Les naufragés de Fanning

(Par Sylvie)

Chamade est ancré devant l’épave d’un remorqueur échoué il y a des années sur un banc de sable.

Une métaphore de ce qui nous attend à terre ? Des huttes sur pilotis, avec leurs toits en feuilles de pandanus, le temps, lui aussi suspendu, au- dessus des nattes qui appellent à la position horizontale une bonne partie de la journée.

Le souffle du vent dans les cocotiers lourds de noix que les humains disputent aux rats. Les cris des enfants (sans-doute un bon tiers des habitants de l’atoll) qui jouent à demi-nus sur les pistes poussiéreuses, avec des bouts de planche et des sortes de grosses noix. Ils risquent davantage de heurter un porcelet ou d’écraser une poule que de se faire renverser par un véhicule.

Car à Fanning, il n’y a pas de voiture. Juste deux trucks – dont celui du pasteur qui s’occupe du ramassage de ses ouailles quand il faut les réunir -, des vélos et quelques mobylettes pour familles nombreuses. Sans oublier le tracteur de Tyron, le seul-business man du lieu.

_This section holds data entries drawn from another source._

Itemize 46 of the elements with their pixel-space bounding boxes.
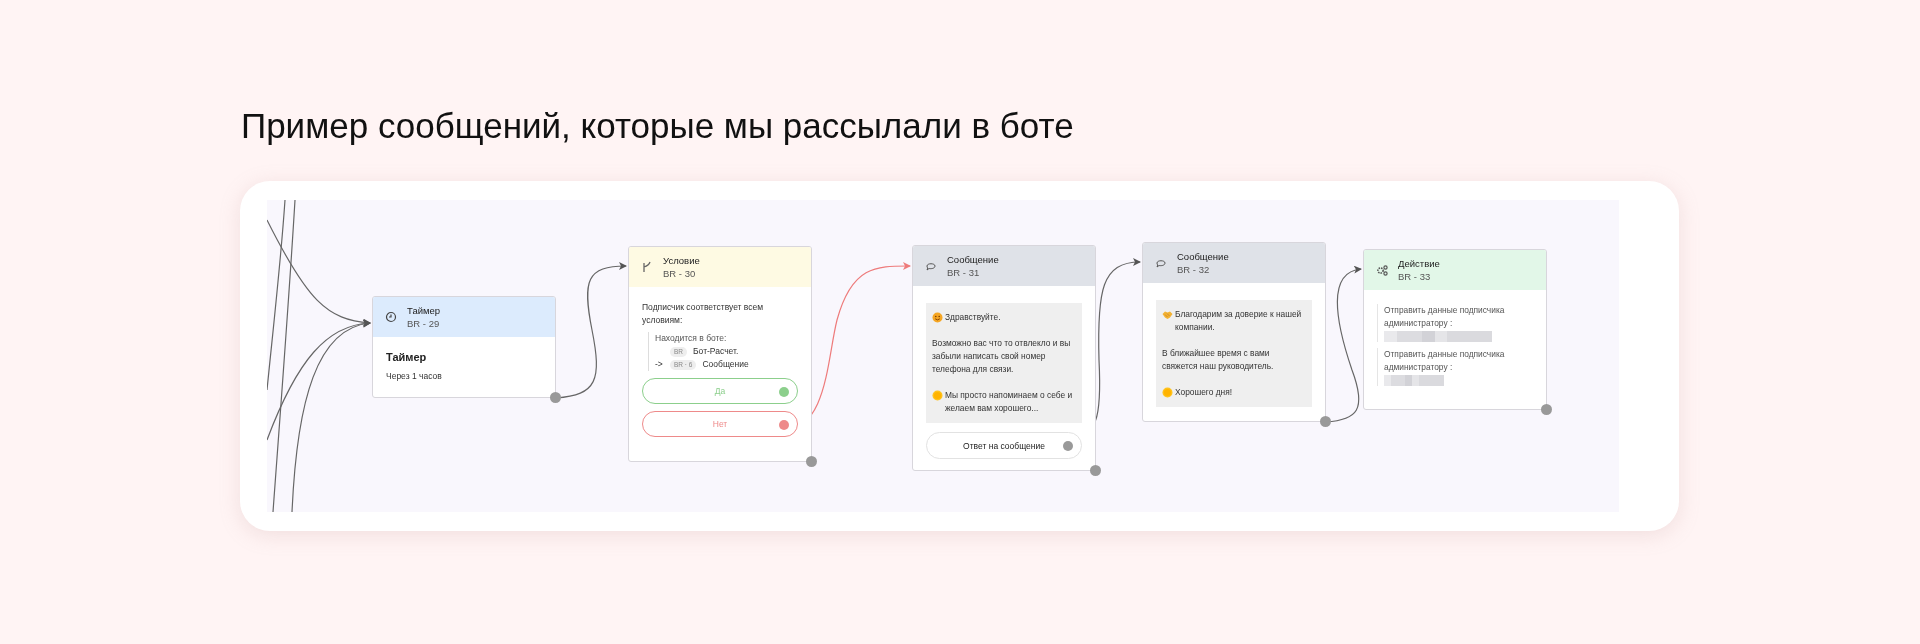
sun-icon [1162, 387, 1173, 398]
timer-title: Таймер [386, 351, 428, 363]
node-title: Сообщение [1177, 251, 1229, 262]
output-port[interactable] [779, 420, 789, 430]
output-port[interactable] [1090, 465, 1101, 476]
smiley-icon [932, 312, 943, 323]
output-port[interactable] [779, 387, 789, 397]
message-text: Благодарим за доверие к нашей компании. [1175, 308, 1303, 334]
node-code: BR - 30 [663, 268, 697, 279]
speech-bubble-icon [925, 260, 937, 272]
node-code: BR - 29 [407, 318, 441, 329]
output-port[interactable] [550, 392, 561, 403]
output-port[interactable] [1320, 416, 1331, 427]
sun-icon [932, 390, 943, 401]
output-port[interactable] [1063, 441, 1073, 451]
message-text: В ближайшее время с вами свяжется наш руководитель. [1162, 347, 1275, 373]
branch-button[interactable]: Да [642, 378, 798, 404]
node-title: Сообщение [947, 254, 999, 265]
branch-button[interactable]: Нет [642, 411, 798, 437]
node-title: Условие [663, 255, 700, 266]
node-code: BR - 33 [1398, 271, 1432, 282]
action-text: Отправить данные подписчика администратору : [1384, 348, 1506, 374]
timer-delay: Через 1 часов [386, 371, 443, 381]
page-heading: Пример сообщений, которые мы рассылали в боте [240, 105, 1075, 147]
fork-icon [641, 261, 653, 273]
criterion-label: Находится в боте: [655, 332, 728, 345]
message-text: Возможно вас что то отвлекло и вы забыли написать свой номер телефона для связи. [932, 337, 1072, 376]
speech-bubble-icon [1155, 257, 1167, 269]
message-text: Мы просто напоминаем о себе и желаем вам хорошего... [945, 389, 1074, 415]
reply-button[interactable]: Ответ на сообщение [926, 432, 1082, 459]
output-port[interactable] [1541, 404, 1552, 415]
node-title: Таймер [407, 305, 441, 316]
bot-step: Сообщение [702, 358, 749, 371]
bot-step: Бот-Расчет. [693, 345, 739, 358]
gears-icon [1376, 264, 1388, 276]
node-title: Действие [1398, 258, 1440, 269]
clock-icon [385, 311, 397, 323]
arrow-text: -> [655, 358, 664, 371]
condition-text: Подписчик соответствует всем условиям: [642, 301, 765, 327]
message-text: Хорошего дня! [1175, 386, 1234, 399]
node-code: BR - 32 [1177, 264, 1211, 275]
node-code: BR - 31 [947, 267, 981, 278]
output-port[interactable] [806, 456, 817, 467]
message-text: Здравствуйте. [945, 311, 1002, 324]
action-text: Отправить данные подписчика администратору : [1384, 304, 1506, 330]
redacted-value [1384, 375, 1444, 386]
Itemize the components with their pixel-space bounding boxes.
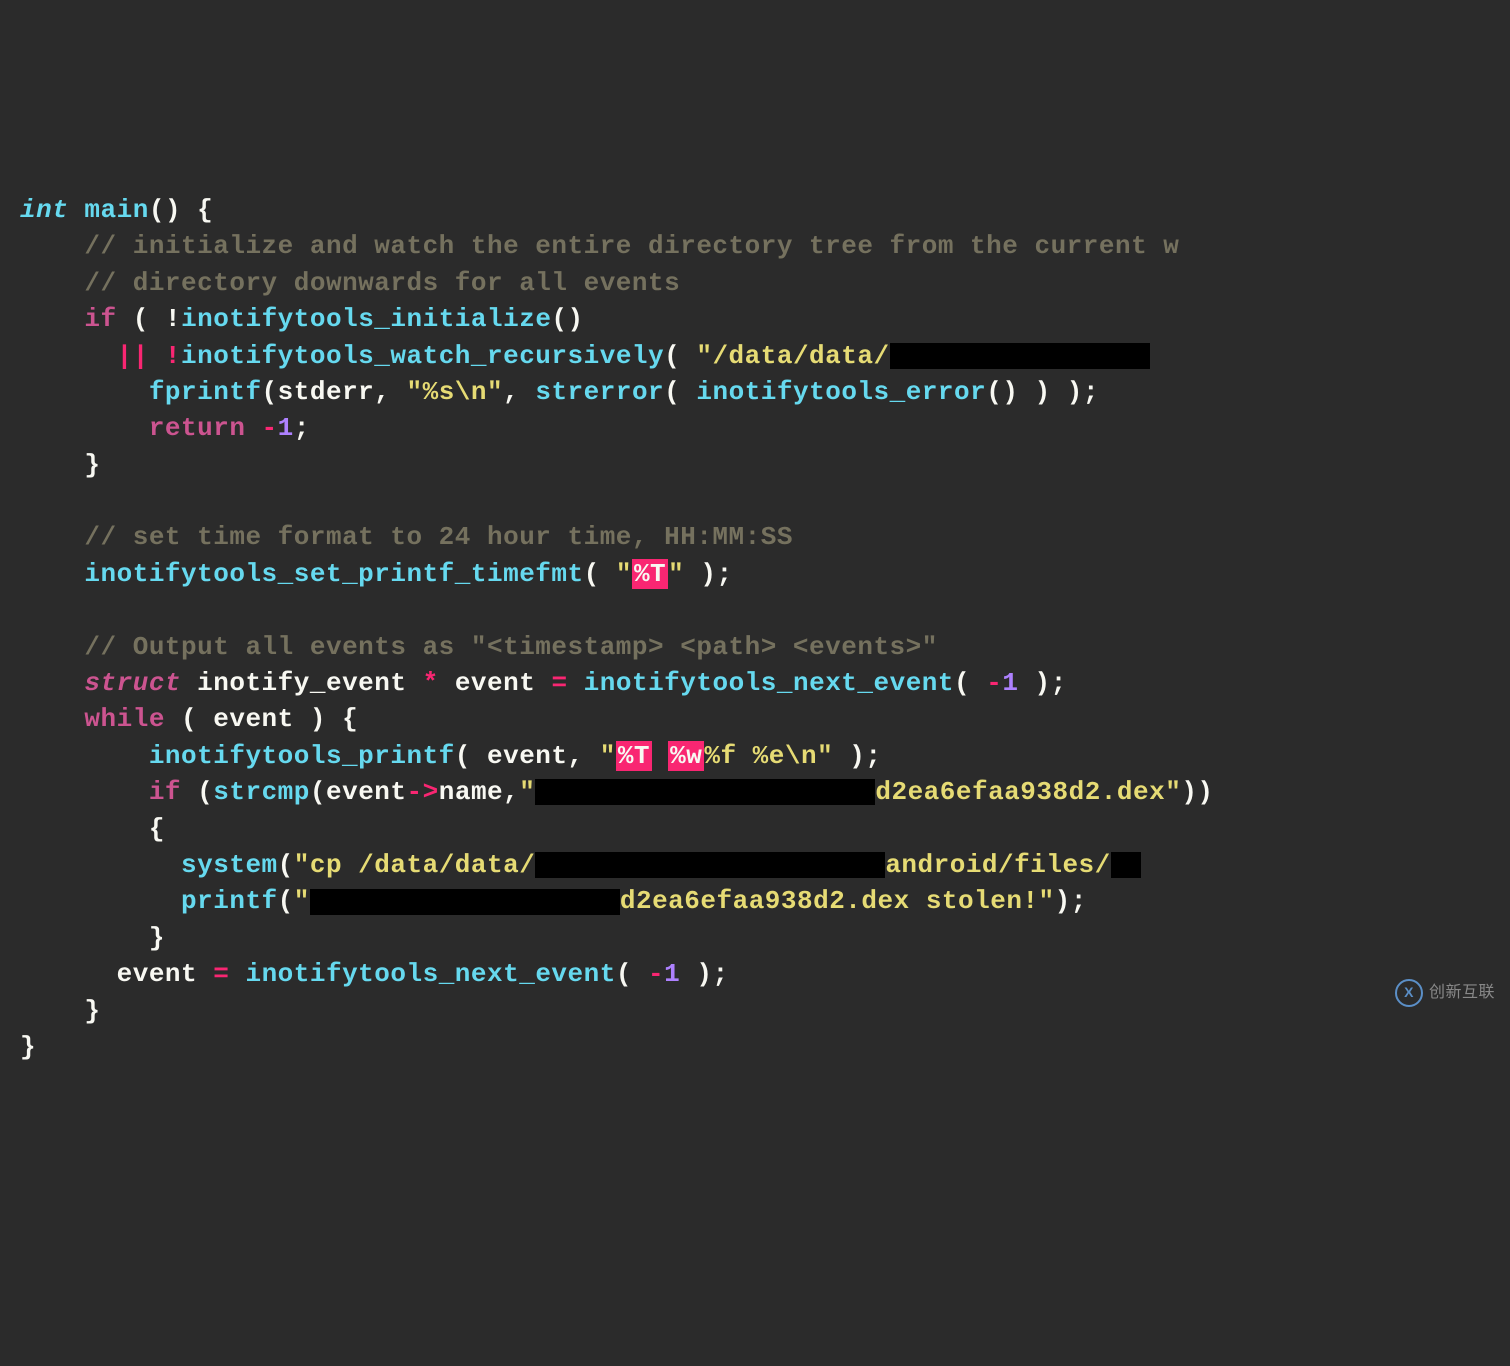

C’est lui qui tient les quelques échoppes de l’atoll, fait commerce avec les îles lointaines et transforme, trois fois par semaine, la cour de sa maison en pub où les hommes viennent se shooter au kava. Seuls ou entre amis. A quoi rêvent-ils, le regard perdu dans leur breuvage couleur thé au lait ? A un avenir meilleur ? Pas sûr. Le « pub » de Tyron évoque immanquablement les fumeries d’opium… Normal. Fanning a déjà un avant- goût d’Asie. D’Asie profonde. D’Asie du dénuement.

Sur la rive du lagon, dans la cour des habitations qui bordent la piste, des tas d’algues qui s’amoncellent laissent entrevoir une activité. Des hommes, de l’eau jusqu’à la ceinture, s’occupent de la récolte de la ferme où l’on cultive les « seaweed », dont Maniak remplit des paniers. Penrhyn vit de ses pipi-shells et de leurs perles, Fanning se contente des algues séchées et compressées destinées au marché de l’agro-alimentaire chinois. La marchandise est stockée dans un vieux hangar en attendant le bateau qui viendra la chercher dieu sait quand. « Good price », nous affirme Maniak qui, comme la presque totalité des habitants, baragouine trois mots d’anglais scolaire.

Nous trouvons une famille qui fait boulangerie tous les jours. 2 dollars, – us ou australien, c’est du pareil au même- un pain légèrement sucré, avec en prime quelques charançons rôtis. Mais bon. Faut pas trop en demander. Kopoe, lui nous vendra pour 5 dollars deux carangues, hautement gastronomiques une fois apprêtes par Marc, avec une sauce vanille. Un peu de seaweed, un peu de coprah pour acheter le riz, le poisson du lagon, les cocos et quelques papayes pour se nourrir au quotidien. La volaille et le porc pour les repas de fête.

Des écoles pour instruire, à même le sol sans table, sans tableau ni aucun matériel, l’innombrable progéniture qui, sans doute, ne quittera jamais l’atoll. Si nous n’avions pas aperçu des jeunes gens jouer au vidéo-foot sur l’écran d’une vieille TV portable et quelques habitants se partager l’unique wi-fi du « bâtiment administratif » , on se croirait de retour au 19ème siècle. Mais apparemment, ce peu ou ce rien suffit aux besoins (et au bonheur ?) des habitants de Fanning. Ok. On ici, on ne reçoit pas la télé. Il n’y a pas de téléphone, ni fixe, ni portable, seul un radiotéléphone est relié à Christmas. Pas d’électricité non plus, chacun doit se fabriquer son propre courant pour autant qu’il puisse se payer un panneau solaire avec son porte- monnaie vide. L’eau vient du ciel ou des puits, filtrée par le corail. Et si on tombe gravement malade, on meurt, parce qu’il n’y a pas d’avion pour t’ « évasaner » (comme disent les polynésiens) et qu’il n’y a qu’une infirmière qui tentera de consulter un médecin à Christmas par radio-téléphone. Mais peut-on aspirer à autre chose lorsqu’on naît naufragé sur un atoll abandonné au milieu du Pacifique ? Allez savoir ! Les gens sont-ils heureux à Fanning ? « Qu’est-ce que c’est que le bonheur ?» nous questionne Jackin.